Fact: You can catch Athlete’s Foot on your hands (and other places too).
Yeah, you can totally catch athlete’s foot on your hands. Except when you do, it’s not called athlete’s foot anymore – primarily because it’s not on your feet now. It is now called Tinea manuum, or “ringworm of the hands.”
You can also spread Athlete’s Foot to other places. If you transfer the fungus from your feet to your crotch, you get jock itch, or Tinea cruris. You can also spread it to your scalp (Tinea capitis), your face (Tinea faciei), or anywhere on your body (Tinea corpora).
Myth: Athlete’s Foot goes away on its own.
Athlete’s foot doesn’t just go away. Because it’s a fungal infection, you need to actively kill it before it gets worse and spreads (see above). In order to kill it, you should use either an over-the-counter treatment or one prescribed by your doctor. In extreme cases, topical ointment won’t cut it and you’ll need to take pills to fight of the infections
Fact: Athlete’s Foot (or any fungal infection) has nothing to do with overall hygiene.
It’s easy to think that if someone has any sort of fungal infection that they aren’t keeping themselves clean. But fungi thrive on warm moist environments. So taking a lot of showers and not drying off completely is their idea of a great time. Just because you have a Tinea infection doesn’t mean you’re a slob.
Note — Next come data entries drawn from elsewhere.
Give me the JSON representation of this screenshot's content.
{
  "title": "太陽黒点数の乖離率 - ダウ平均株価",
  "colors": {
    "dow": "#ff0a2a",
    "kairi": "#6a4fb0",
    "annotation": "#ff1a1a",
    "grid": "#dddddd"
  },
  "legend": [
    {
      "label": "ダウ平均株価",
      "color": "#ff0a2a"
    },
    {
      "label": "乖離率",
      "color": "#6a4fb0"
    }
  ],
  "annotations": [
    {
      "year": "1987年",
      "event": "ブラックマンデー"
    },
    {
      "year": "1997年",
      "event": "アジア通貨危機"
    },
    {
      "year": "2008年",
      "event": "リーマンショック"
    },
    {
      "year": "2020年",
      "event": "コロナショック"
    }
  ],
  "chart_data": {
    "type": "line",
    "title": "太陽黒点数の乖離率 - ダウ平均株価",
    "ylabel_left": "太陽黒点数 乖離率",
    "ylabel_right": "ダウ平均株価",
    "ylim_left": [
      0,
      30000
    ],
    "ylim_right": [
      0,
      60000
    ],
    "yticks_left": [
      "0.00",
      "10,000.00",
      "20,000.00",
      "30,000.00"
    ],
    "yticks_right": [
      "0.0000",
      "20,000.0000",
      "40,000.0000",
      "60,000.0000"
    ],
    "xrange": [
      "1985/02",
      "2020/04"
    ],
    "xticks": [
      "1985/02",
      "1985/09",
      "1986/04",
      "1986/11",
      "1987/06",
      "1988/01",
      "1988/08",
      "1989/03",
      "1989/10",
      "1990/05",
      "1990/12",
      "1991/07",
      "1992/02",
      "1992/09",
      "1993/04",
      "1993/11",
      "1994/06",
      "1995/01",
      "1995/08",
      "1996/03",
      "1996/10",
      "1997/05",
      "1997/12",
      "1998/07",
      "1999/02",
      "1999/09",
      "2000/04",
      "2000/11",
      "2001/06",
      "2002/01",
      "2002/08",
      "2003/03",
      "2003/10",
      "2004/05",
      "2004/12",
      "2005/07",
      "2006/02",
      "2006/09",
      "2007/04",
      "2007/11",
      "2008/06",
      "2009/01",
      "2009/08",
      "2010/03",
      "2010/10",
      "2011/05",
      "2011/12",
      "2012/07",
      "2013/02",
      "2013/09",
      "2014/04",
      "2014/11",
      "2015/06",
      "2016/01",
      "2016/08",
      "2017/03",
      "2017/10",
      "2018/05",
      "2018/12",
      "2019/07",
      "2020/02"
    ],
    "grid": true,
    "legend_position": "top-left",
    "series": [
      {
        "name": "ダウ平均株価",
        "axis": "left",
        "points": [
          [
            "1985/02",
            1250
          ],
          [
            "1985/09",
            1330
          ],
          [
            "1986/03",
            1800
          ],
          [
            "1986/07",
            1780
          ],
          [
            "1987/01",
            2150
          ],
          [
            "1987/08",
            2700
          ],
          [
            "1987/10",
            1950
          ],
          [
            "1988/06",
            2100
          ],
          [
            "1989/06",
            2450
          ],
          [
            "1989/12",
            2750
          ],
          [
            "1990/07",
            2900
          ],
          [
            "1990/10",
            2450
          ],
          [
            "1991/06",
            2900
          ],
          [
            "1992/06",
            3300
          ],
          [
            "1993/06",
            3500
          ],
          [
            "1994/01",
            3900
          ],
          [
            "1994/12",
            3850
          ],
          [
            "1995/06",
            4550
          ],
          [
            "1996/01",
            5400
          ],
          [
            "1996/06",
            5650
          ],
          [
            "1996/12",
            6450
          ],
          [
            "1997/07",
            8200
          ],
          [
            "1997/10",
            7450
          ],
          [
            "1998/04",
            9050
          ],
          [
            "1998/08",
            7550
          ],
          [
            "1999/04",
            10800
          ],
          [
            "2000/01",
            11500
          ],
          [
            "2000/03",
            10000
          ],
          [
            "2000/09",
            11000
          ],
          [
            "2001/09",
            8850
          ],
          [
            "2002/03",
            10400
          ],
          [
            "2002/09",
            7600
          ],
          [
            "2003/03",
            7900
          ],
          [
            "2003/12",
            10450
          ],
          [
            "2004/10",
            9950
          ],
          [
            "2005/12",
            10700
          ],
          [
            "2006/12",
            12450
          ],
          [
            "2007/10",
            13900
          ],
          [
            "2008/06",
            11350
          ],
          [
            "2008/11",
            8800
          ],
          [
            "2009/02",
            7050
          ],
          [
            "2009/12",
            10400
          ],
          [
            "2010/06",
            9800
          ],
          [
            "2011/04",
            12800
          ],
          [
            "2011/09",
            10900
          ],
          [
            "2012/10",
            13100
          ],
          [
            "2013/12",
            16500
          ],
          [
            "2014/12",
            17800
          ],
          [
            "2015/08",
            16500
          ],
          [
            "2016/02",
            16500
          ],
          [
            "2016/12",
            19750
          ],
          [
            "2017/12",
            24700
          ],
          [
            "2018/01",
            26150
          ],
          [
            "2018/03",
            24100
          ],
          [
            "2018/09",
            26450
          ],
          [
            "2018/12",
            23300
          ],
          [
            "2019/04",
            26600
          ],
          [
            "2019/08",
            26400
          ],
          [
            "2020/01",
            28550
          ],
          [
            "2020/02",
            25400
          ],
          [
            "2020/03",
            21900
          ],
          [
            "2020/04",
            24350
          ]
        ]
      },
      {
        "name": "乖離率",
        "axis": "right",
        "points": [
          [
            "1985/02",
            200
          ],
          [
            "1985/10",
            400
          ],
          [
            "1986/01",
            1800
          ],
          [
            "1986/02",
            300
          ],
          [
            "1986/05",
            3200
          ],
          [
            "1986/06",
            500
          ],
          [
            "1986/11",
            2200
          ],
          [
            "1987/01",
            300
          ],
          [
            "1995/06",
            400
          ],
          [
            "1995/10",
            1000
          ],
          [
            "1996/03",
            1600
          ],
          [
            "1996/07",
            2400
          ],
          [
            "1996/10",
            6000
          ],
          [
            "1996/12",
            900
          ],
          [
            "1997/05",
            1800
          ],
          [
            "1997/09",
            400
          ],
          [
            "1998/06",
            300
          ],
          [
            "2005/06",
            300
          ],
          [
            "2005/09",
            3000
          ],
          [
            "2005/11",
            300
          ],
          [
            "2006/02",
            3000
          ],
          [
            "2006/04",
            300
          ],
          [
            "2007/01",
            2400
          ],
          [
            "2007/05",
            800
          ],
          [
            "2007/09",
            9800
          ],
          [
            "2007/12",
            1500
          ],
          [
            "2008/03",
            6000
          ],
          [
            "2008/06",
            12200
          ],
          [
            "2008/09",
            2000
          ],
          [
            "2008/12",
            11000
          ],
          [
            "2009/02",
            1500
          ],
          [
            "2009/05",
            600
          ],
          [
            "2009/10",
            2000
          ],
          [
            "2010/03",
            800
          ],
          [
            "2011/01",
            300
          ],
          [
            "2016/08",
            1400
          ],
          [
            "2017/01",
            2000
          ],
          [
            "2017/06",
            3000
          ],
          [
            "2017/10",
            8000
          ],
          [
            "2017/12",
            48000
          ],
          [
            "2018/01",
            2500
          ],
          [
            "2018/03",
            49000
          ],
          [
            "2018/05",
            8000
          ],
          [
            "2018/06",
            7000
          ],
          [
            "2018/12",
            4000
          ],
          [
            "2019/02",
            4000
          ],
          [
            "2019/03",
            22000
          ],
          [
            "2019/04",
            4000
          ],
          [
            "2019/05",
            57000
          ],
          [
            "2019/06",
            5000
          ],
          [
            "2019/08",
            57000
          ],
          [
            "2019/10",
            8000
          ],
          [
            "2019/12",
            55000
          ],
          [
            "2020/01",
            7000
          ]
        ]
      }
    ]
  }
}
Myth: Cotton socks are best for preventing Athlete’s Foot
Cotton is the worst material to wear when you’ve got athlete’s foot. Ask any snowboarder or skier how cotton is when it comes to sweaty feet. They will tell you: cotton socks are awful when your feet get wet. Cotton sucks up the moisture and holds on to it, keeping your feet moist and warm. That’s a haven for the fungus infesting you. The best socks are synthetics that wick moisture away from your sweaty toes and keeps them dry.
Fact: Shower Shoes are not 100% effective in preventing Athlete’s Foot
While the most common way you pick up the fungus that causes athlete’s foot is by walking barefoot in the locker room or around the pool, that isn’t the only way. You can also get it by sharing a towel with someone who has it or by borrowing their shower shoes or socks. The lesson? Don’t share stuff with your friends, unless you really want to share stuff.
Athlete’s foot is no joke. The fungus among us that causes this itchy annoyance can be transferred from person to person or even from place to place easily if you aren’t careful. The best way to keep that “fun guy” away is to keep your feet dry and let them air out when you don’t have to wear shoes. Your roommates might not appreciate it, but your feet will.